Satu Hati Dua Cinta

Yovinus
Chapter #130

130-Buang Hajat Dilihat Orang

 

“Ke arah sini, Dek,” kata kakak iparnya itu sambil membawa Bavik ke arah rumah bagian belakang.

“Kami belum ada WC, maklum rumahnya baru jadi. Di situ saja pipisnya,” bisiknya kepada Bavik sambil menunjukan sebuah tempat di sudut rumah dekat tempat memasak.

“Kita kencing di sini kalau keadaan kepepet saja, kita biasanya keluar ke parit di sana itu.”

Bavik agak terkejut juga melihat keadaan rumah mereka berdua, sungguh dia merasa kasihan melihat kondisi hidup mereka yang serba sederhana. Karena selain sepertinya bahan bangunannya semuanya sederhana, juga rumah ini masih berlantai tanah dan lantainya tidak di semen.

Sementara itu Otong dan anaknya asyik berbincang-bincang dengan adik iparnya itu sambil menunggu Bavik buang air kecil di belakang. Mereka saling cerita tentang keadaan kehidupan di pulau Jawa dan juga di pulau Kalimantan.

Adik iparnya menceritakan jika sekolahnya untuk menjadi pastor itu gagal, karena sewaktu praktek lapangan dia justru jatuh cinta pada isterinya ini. Lalu dia keluar dari calon pastor dan mereka menikah dan sekarang tinggal di kota Batu ini.

Isterinya bekerja sebagai tukang cuci di beberapa rumah orang kaya dan dirinya sendiri bekerja diperkebunan milik orang lain.

Tetapi keduanya nekat punya sebuah rumah sendiri, sehingga penghasilan mereka disisihkan semampu mereka, sehingga akhirnya keduanya mampu membangun rumah sederhana ini, meskipun rangkanya dari bambu.

Sambil berbicara Otong memperhatikan keadaan rumah mereka, dindingnya dari batako yang di plester dengan semen dan tiang rumah serta banyak bahan bangunannya yang terbuat dari belahan batang bambu.

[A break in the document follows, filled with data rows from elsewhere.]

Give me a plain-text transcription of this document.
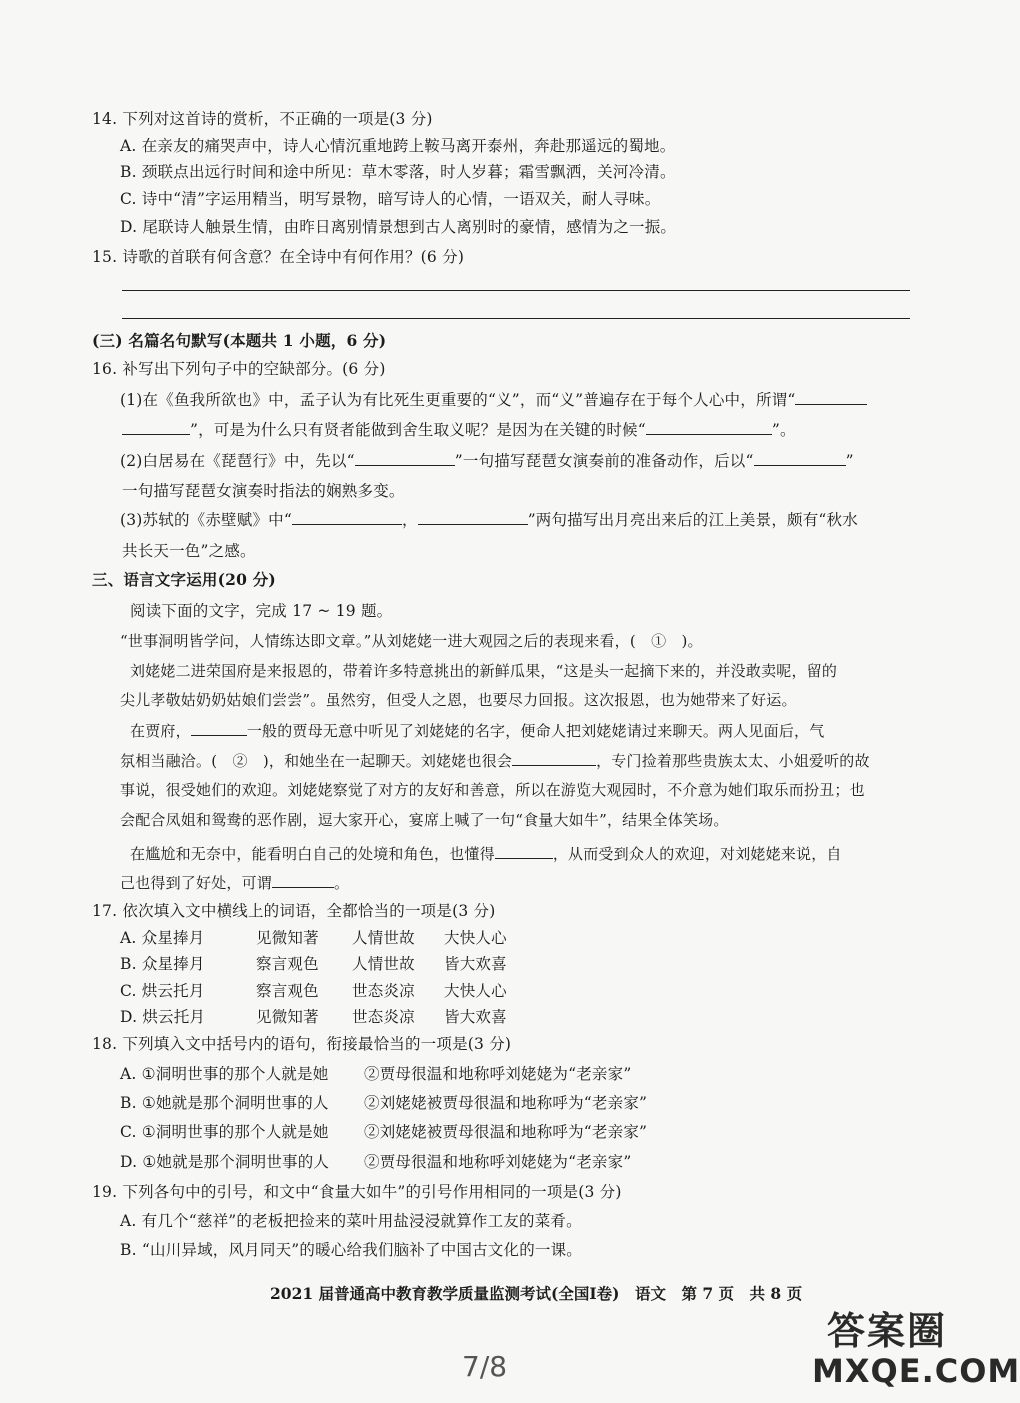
14. 下列对这首诗的赏析，不正确的一项是(3 分)
A. 在亲友的痛哭声中，诗人心情沉重地跨上鞍马离开泰州，奔赴那遥远的蜀地。
B. 颈联点出远行时间和途中所见：草木零落，时人岁暮；霜雪飘洒，关河冷清。
C. 诗中“清”字运用精当，明写景物，暗写诗人的心情，一语双关，耐人寻味。
D. 尾联诗人触景生情，由昨日离别情景想到古人离别时的豪情，感情为之一振。
15. 诗歌的首联有何含意？在全诗中有何作用？(6 分)
(三) 名篇名句默写(本题共 1 小题，6 分)
16. 补写出下列句子中的空缺部分。(6 分)
(1)在《鱼我所欲也》中，孟子认为有比死生更重要的“义”，而“义”普遍存在于每个人心中，所谓“
”，可是为什么只有贤者能做到舍生取义呢？是因为在关键的时候“	”。
(2)白居易在《琵琶行》中，先以“	”一句描写琵琶女演奏前的准备动作，后以“	”
一句描写琵琶女演奏时指法的娴熟多变。
(3)苏轼的《赤壁赋》中“	，	”两句描写出月亮出来后的江上美景，颇有“秋水
共长天一色”之感。
三、语言文字运用(20 分)
阅读下面的文字，完成 17 ~ 19 题。
“世事洞明皆学问，人情练达即文章。”从刘姥姥一进大观园之后的表现来看，(　①　)。
刘姥姥二进荣国府是来报恩的，带着许多特意挑出的新鲜瓜果，“这是头一起摘下来的，并没敢卖呢，留的
尖儿孝敬姑奶奶姑娘们尝尝”。虽然穷，但受人之恩，也要尽力回报。这次报恩，也为她带来了好运。
在贾府，	一般的贾母无意中听见了刘姥姥的名字，便命人把刘姥姥请过来聊天。两人见面后，气
氛相当融洽。(　②　)，和她坐在一起聊天。刘姥姥也很会	，专门捡着那些贵族太太、小姐爱听的故
事说，很受她们的欢迎。刘姥姥察觉了对方的友好和善意，所以在游览大观园时，不介意为她们取乐而扮丑；也
会配合凤姐和鸳鸯的恶作剧，逗大家开心，宴席上喊了一句“食量大如牛”，结果全体笑场。
在尴尬和无奈中，能看明白自己的处境和角色，也懂得	，从而受到众人的欢迎，对刘姥姥来说，自
己也得到了好处，可谓	。
17. 依次填入文中横线上的词语，全都恰当的一项是(3 分)
A. 众星捧月	见微知著 人情世故 大快人心
B. 众星捧月	察言观色 人情世故 皆大欢喜
C. 烘云托月	察言观色 世态炎凉 大快人心
D. 烘云托月	见微知著 世态炎凉 皆大欢喜
18. 下列填入文中括号内的语句，衔接最恰当的一项是(3 分)
A. ①洞明世事的那个人就是她 ②贾母很温和地称呼刘姥姥为“老亲家”
B. ①她就是那个洞明世事的人 ②刘姥姥被贾母很温和地称呼为“老亲家”
C. ①洞明世事的那个人就是她 ②刘姥姥被贾母很温和地称呼为“老亲家”
D. ①她就是那个洞明世事的人 ②贾母很温和地称呼刘姥姥为“老亲家”
19. 下列各句中的引号，和文中“食量大如牛”的引号作用相同的一项是(3 分)
A. 有几个“慈祥”的老板把捡来的菜叶用盐浸浸就算作工友的菜肴。
B. “山川异域，风月同天”的暖心给我们脑补了中国古文化的一课。
2021 届普通高中教育教学质量监测考试(全国Ⅰ卷)　语文　第 7 页　共 8 页
7/8
答案圈
MXQE.COM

Sepertinya rumah ini baru selesai di bangun oleh adik iparnya ini, hal itu tampak dari semennya yang masih baru dan belum di cat.

“Susah cari kayu di sini ya, Dek?” kata Otong sambil terus memperhatikan belahan bambu yang menjadi tiang dan bagian utama rumah itu. “Sampai tiangnya pun adik menggunakan bambu seperti itu.”

“Eh, jangan di anggap enteng, Bang. Itu bahan yang cukup kuat di sini,” jelas adik iparnya yang baru sekarang Otong ingat jika namanya adalah Mokallap.

“Tapi rasanya kita yang sudah terbiasa memakai kayu keras seperti kayu ulin yang sangat kuat itu, rasanya tidak percaya kalau menggunakan bambu seperti itu sebagai tiang rumah dan juga penahan atap genteng itu bisa kuat dan tahan lama,” kata Otong prihatin.

“Soalnya mencari bahan bangunan yang dari kayu di sini itu sangat susah, kalau pun ada barangnya maka harganya sangatlah mahal. Apa lagi kalua kayu ulin itu, di sini susah mendapatkannya,” jelas Mokallap adik iparnya itu.

Otong terbayang kondisi mereka jauh di pulau Kalimantan sana dengan hutan-hutannya yang lebat dan penuh kayu besar yang rata-rata tingginya mencapai enam puluh meter.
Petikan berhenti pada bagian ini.